ENC- GC 3S plot analysis
To study the factors (mutation pressure, natural selection) influencing the codon usage patterns of S. lemnae coding sequences, we performed ENC- plot analysis for GC 3S, PR2 plot and neutrality plot analysis.
The degree of codon bias is reflected by the size of ENC value. ENC value ranges from 20 to 61, with the level of base composition bias increasing as the ENC values approach 20. Similarly, genes expressed at low levels contain numerous rare codons, with a higher ENC value approach 61. The convention uses 35 as the criterion for biased bias [22]. The ENC values of the S. lemnae genome range from 24.8 to 61, and most of them are more than 35, so the codon bias of the gene is weak (Supplementary Table S2). The average GC3 content is 33.7%, GC1 and GC2 are 38.68% and 30.1%, respectively, indicating that the codon base composition is mostly A and U.
The association analysis between ENC - GC3 is shown in Fig. 3. If ENC value of genes will lie on or just below the continuous curve of the expected ENC values, it indicates that the codon bias is only constrained by a G3+ C3 mutational bias [23]. In the figure, more ENC value of genes loci are on the top or far below the curve of the expected ENC values, but a little ENC value of genes lie on or just below the expected curve.
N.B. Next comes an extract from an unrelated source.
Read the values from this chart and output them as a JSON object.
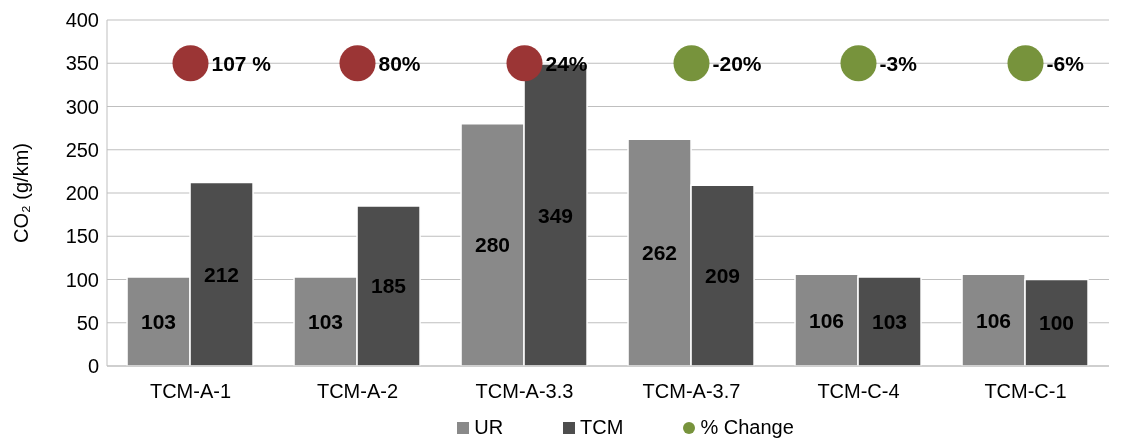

It indicates that the codon usage patterns have been influenced by mutation pressure and other factors, including natural selection.
PR2-plot plot analysis.
The relationship between purine(A and G) and primidines (T and C) of partial amino acids of each gene was analyzed by PR2-plot mapping. There is no bias in the selection or mutation pressure when the plot lie on the center, where both coordinates are 0.5[24].According to Supplementary Fig. S2, most of the genes are distributed on the high right of the plan, indicating that the frequency of A is higher than T, and the frequency of G is higher than C. those results demonstrate that the codon usage pattern of S. lemnae is also shaped by mutation pressure and other factors, including natural selection.